Maahazâ, kesretin vâhidden sudûru, vâhidin kesretten sudûru kadar zahmet değildir, daha kolaydır. Meselâ: Bir kumandanın efrâd-ı kesîreye verdiği intizam ve yaptırdığı işleri, o efrâd-ı kesîre, kendi başlarına büyük bir müşkülattan sonra yapabilirler.
Maahaza, îcadın esbâba isnadında lâyüadd külfet, garâbet olmakla beraber pek çok muhalâta zemîn teşkil ediyor.
1- Her bir zerrede Vâcib-ül Vücûd’un sıfatlarının farzı lâzımdır.
2- Ulûhiyette gayr-i mütenahi şeriklerin iştiraki lâzım gelir.
3- Her bir zerrenin hem hâkim hem mahkûm olması lâzım gelir. Kubbeli binalarda birbirine dayanmakla düşmekten kurtulan taşlar gibi.
4- Şuur, irâde ve kudret gibi sıfatların her zerrede bulunması lâzım gelir. Çünkü hüsn-i san’at bu sıfatları iktizâ eder. Şu hakîkati îzah için birkaç misâl söyleyeceğiz:
Birincisi: Şems şeffafiyet sırrına binâen, şişelerin zerrelerinde, arzın denizlerinde, semânın seyyarelerinde müsâvat üzerine tecelli eder.
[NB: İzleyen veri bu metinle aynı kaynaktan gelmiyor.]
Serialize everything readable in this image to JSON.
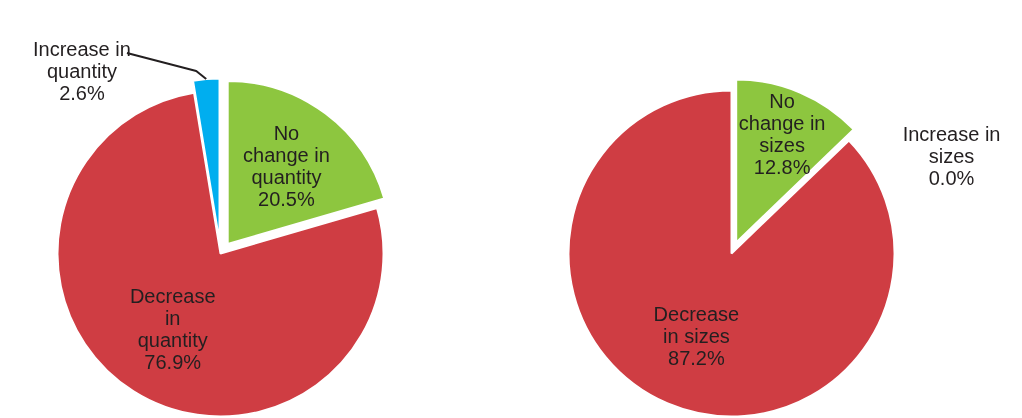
{
  "chart_data": [
    {
      "type": "pie",
      "categories": [
        "No\nchange in\nquantity",
        "Decrease\nin\nquantity",
        "Increase in\nquantity"
      ],
      "values": [
        20.5,
        76.9,
        2.6
      ],
      "colors": [
        "#8dc63f",
        "#cf3d43",
        "#00aeef"
      ],
      "value_labels": [
        "20.5%",
        "76.9%",
        "2.6%"
      ]
    },
    {
      "type": "pie",
      "categories": [
        "No\nchange in\nsizes",
        "Decrease\nin sizes",
        "Increase in\nsizes"
      ],
      "values": [
        12.8,
        87.2,
        0.0
      ],
      "colors": [
        "#8dc63f",
        "#cf3d43",
        "#00aeef"
      ],
      "value_labels": [
        "12.8%",
        "87.2%",
        "0.0%"
      ]
    }
  ]
}
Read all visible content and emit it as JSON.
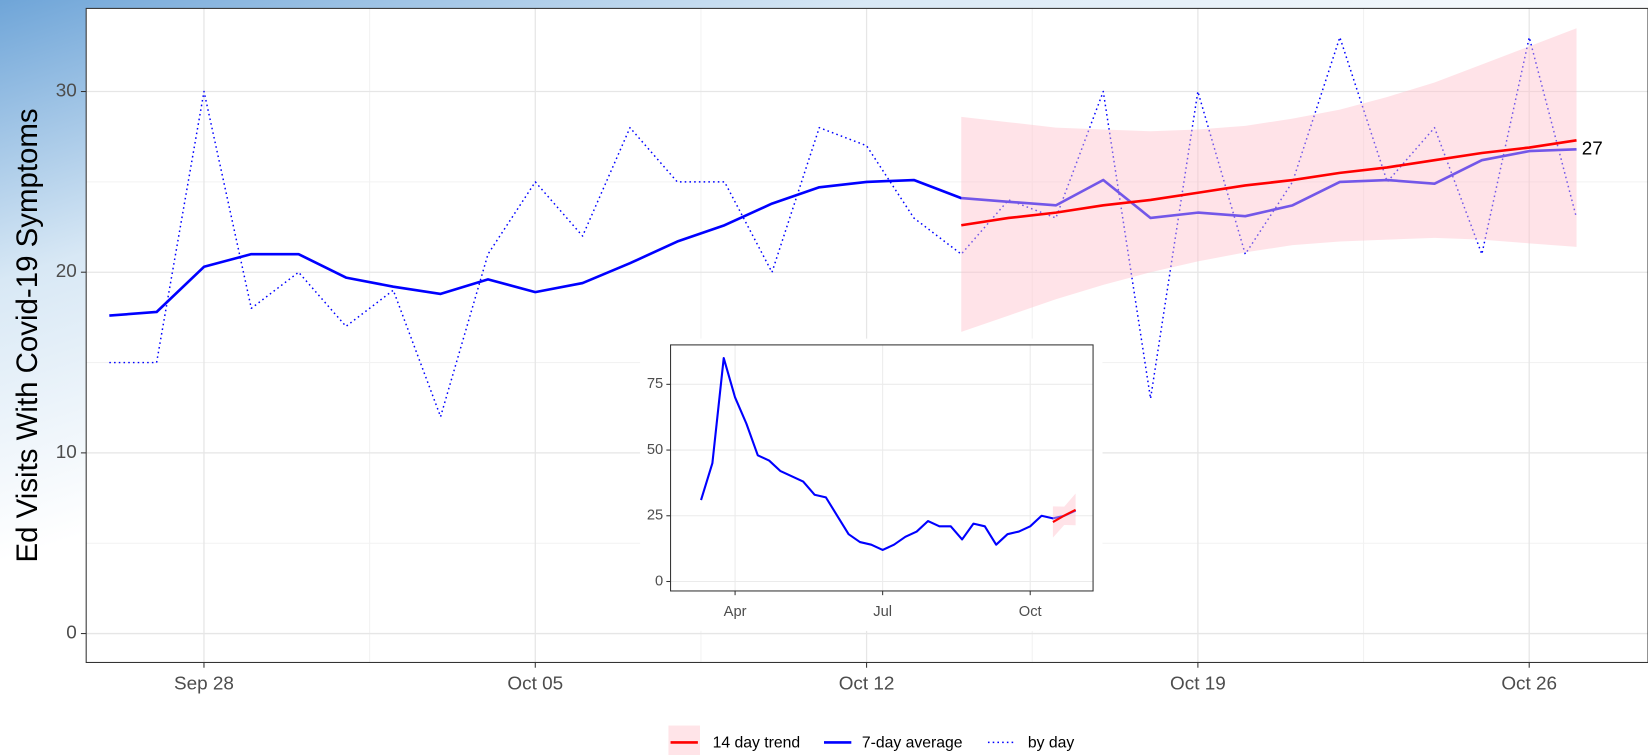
{
  "chart_data": [
    {
      "type": "line",
      "y_label": "Ed Visits With Covid-19 Symptoms",
      "x": [
        "Sep 26",
        "Sep 27",
        "Sep 28",
        "Sep 29",
        "Sep 30",
        "Oct 1",
        "Oct 2",
        "Oct 3",
        "Oct 4",
        "Oct 5",
        "Oct 6",
        "Oct 7",
        "Oct 8",
        "Oct 9",
        "Oct 10",
        "Oct 11",
        "Oct 12",
        "Oct 13",
        "Oct 14",
        "Oct 15",
        "Oct 16",
        "Oct 17",
        "Oct 18",
        "Oct 19",
        "Oct 20",
        "Oct 21",
        "Oct 22",
        "Oct 23",
        "Oct 24",
        "Oct 25",
        "Oct 26",
        "Oct 27"
      ],
      "xlim": [
        "Sep 26",
        "Oct 27"
      ],
      "xticks": [
        "Sep 28",
        "Oct 05",
        "Oct 12",
        "Oct 19",
        "Oct 26"
      ],
      "ylim": [
        -1.6,
        34.6
      ],
      "yticks": [
        0,
        10,
        20,
        30
      ],
      "grid": true,
      "legend": "bottom",
      "series": [
        {
          "name": "14 day trend",
          "color": "#ff0000",
          "band_color": "#ffc0cb",
          "values": [
            null,
            null,
            null,
            null,
            null,
            null,
            null,
            null,
            null,
            null,
            null,
            null,
            null,
            null,
            null,
            null,
            null,
            null,
            22.6,
            23.0,
            23.3,
            23.7,
            24.0,
            24.4,
            24.8,
            25.1,
            25.5,
            25.8,
            26.2,
            26.6,
            26.9,
            27.3
          ],
          "lower": [
            null,
            null,
            null,
            null,
            null,
            null,
            null,
            null,
            null,
            null,
            null,
            null,
            null,
            null,
            null,
            null,
            null,
            null,
            16.7,
            17.6,
            18.5,
            19.3,
            20.0,
            20.6,
            21.1,
            21.5,
            21.7,
            21.8,
            21.9,
            21.8,
            21.6,
            21.4
          ],
          "upper": [
            null,
            null,
            null,
            null,
            null,
            null,
            null,
            null,
            null,
            null,
            null,
            null,
            null,
            null,
            null,
            null,
            null,
            null,
            28.6,
            28.3,
            28.0,
            27.9,
            27.8,
            27.9,
            28.1,
            28.5,
            29.0,
            29.7,
            30.5,
            31.5,
            32.5,
            33.5
          ]
        },
        {
          "name": "7-day average",
          "color": "#0000ff",
          "style": "solid",
          "values": [
            17.6,
            17.8,
            20.3,
            21.0,
            21.0,
            19.7,
            19.2,
            18.8,
            19.6,
            18.9,
            19.4,
            20.5,
            21.7,
            22.6,
            23.8,
            24.7,
            25.0,
            25.1,
            24.1,
            23.9,
            23.7,
            25.1,
            23.0,
            23.3,
            23.1,
            23.7,
            25.0,
            25.1,
            24.9,
            26.2,
            26.7,
            26.8
          ]
        },
        {
          "name": "by day",
          "color": "#0000ff",
          "style": "dotted",
          "values": [
            15,
            15,
            30,
            18,
            20,
            17,
            19,
            12,
            21,
            25,
            22,
            28,
            25,
            25,
            20,
            28,
            27,
            23,
            21,
            24,
            23,
            30,
            13,
            30,
            21,
            25,
            33,
            25,
            28,
            21,
            33,
            23
          ]
        }
      ],
      "annotations": [
        {
          "text": "27",
          "x": "Oct 27",
          "y": 26.8
        }
      ]
    },
    {
      "type": "line",
      "categories": [
        null,
        null,
        null,
        "Apr",
        null,
        null,
        null,
        null,
        null,
        null,
        null,
        null,
        null,
        null,
        null,
        null,
        "Jul",
        null,
        null,
        null,
        null,
        null,
        null,
        null,
        null,
        null,
        null,
        null,
        null,
        "Oct",
        null,
        null,
        null,
        null
      ],
      "ylim": [
        -3.6,
        90
      ],
      "yticks": [
        0,
        25,
        50,
        75
      ],
      "series": [
        {
          "name": "14 day trend",
          "color": "#ff0000",
          "band_color": "#ffc0cb",
          "values": [
            null,
            null,
            null,
            null,
            null,
            null,
            null,
            null,
            null,
            null,
            null,
            null,
            null,
            null,
            null,
            null,
            null,
            null,
            null,
            null,
            null,
            null,
            null,
            null,
            null,
            null,
            null,
            null,
            null,
            null,
            null,
            22.6,
            25.1,
            27.3
          ],
          "lower": [
            null,
            null,
            null,
            null,
            null,
            null,
            null,
            null,
            null,
            null,
            null,
            null,
            null,
            null,
            null,
            null,
            null,
            null,
            null,
            null,
            null,
            null,
            null,
            null,
            null,
            null,
            null,
            null,
            null,
            null,
            null,
            16.7,
            21.5,
            21.4
          ],
          "upper": [
            null,
            null,
            null,
            null,
            null,
            null,
            null,
            null,
            null,
            null,
            null,
            null,
            null,
            null,
            null,
            null,
            null,
            null,
            null,
            null,
            null,
            null,
            null,
            null,
            null,
            null,
            null,
            null,
            null,
            null,
            null,
            28.6,
            28.5,
            33.5
          ]
        },
        {
          "name": "7-day average",
          "color": "#0000ff",
          "values": [
            31,
            45,
            85,
            70,
            60,
            48,
            46,
            42,
            40,
            38,
            33,
            32,
            25,
            18,
            15,
            14,
            12,
            14,
            17,
            19,
            23,
            21,
            21,
            16,
            22,
            21,
            14,
            18,
            19,
            21,
            25,
            24,
            25,
            27
          ]
        }
      ]
    }
  ]
}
İkincisi: Mukabele sırrına binâen, merkezdeki bir lâmbanın dâireyi teşkil eden âyinelere nisbet-i in’ikâsı birdir.
Üçüncüsü: Nurdan veya nurânî bir şeyden tenevvür etmek ve ziyâ almak hususunda, bir ile bin birdir. Nurânînin iktizâsı öyledir.
Dördüncüsü: Müvâzene sırrına binâen, hassas bir terazinin iki kefesinde iki ceviz veyahut iki Güneş bulunsa; hangi kefesine bir şey ilâve edilirse, o aşağı iner; ötekisi havaya kalkar.
Beşincisi: Büyük bir sefine ile gâyet küçük bir sefineyi sevk ve tahrik hususunda fark yoktur kaptan; ister bir çocuk olsun, ister büyük olsun çünkü intizam vardır.
Altıncısı: Hayvan-ı nâtık gibi bir mâhiyet-i mücerredenin küçük ve büyük efrâdına nisbeti, birdir.
Hülâsa: Kalîl ile kesir, küçük ile büyük arasında bir şey-i vâhide isnadlarında tefâvüt olmadığı, imkân dâiresinde olduğu şu misaller ile tavazzuh etti.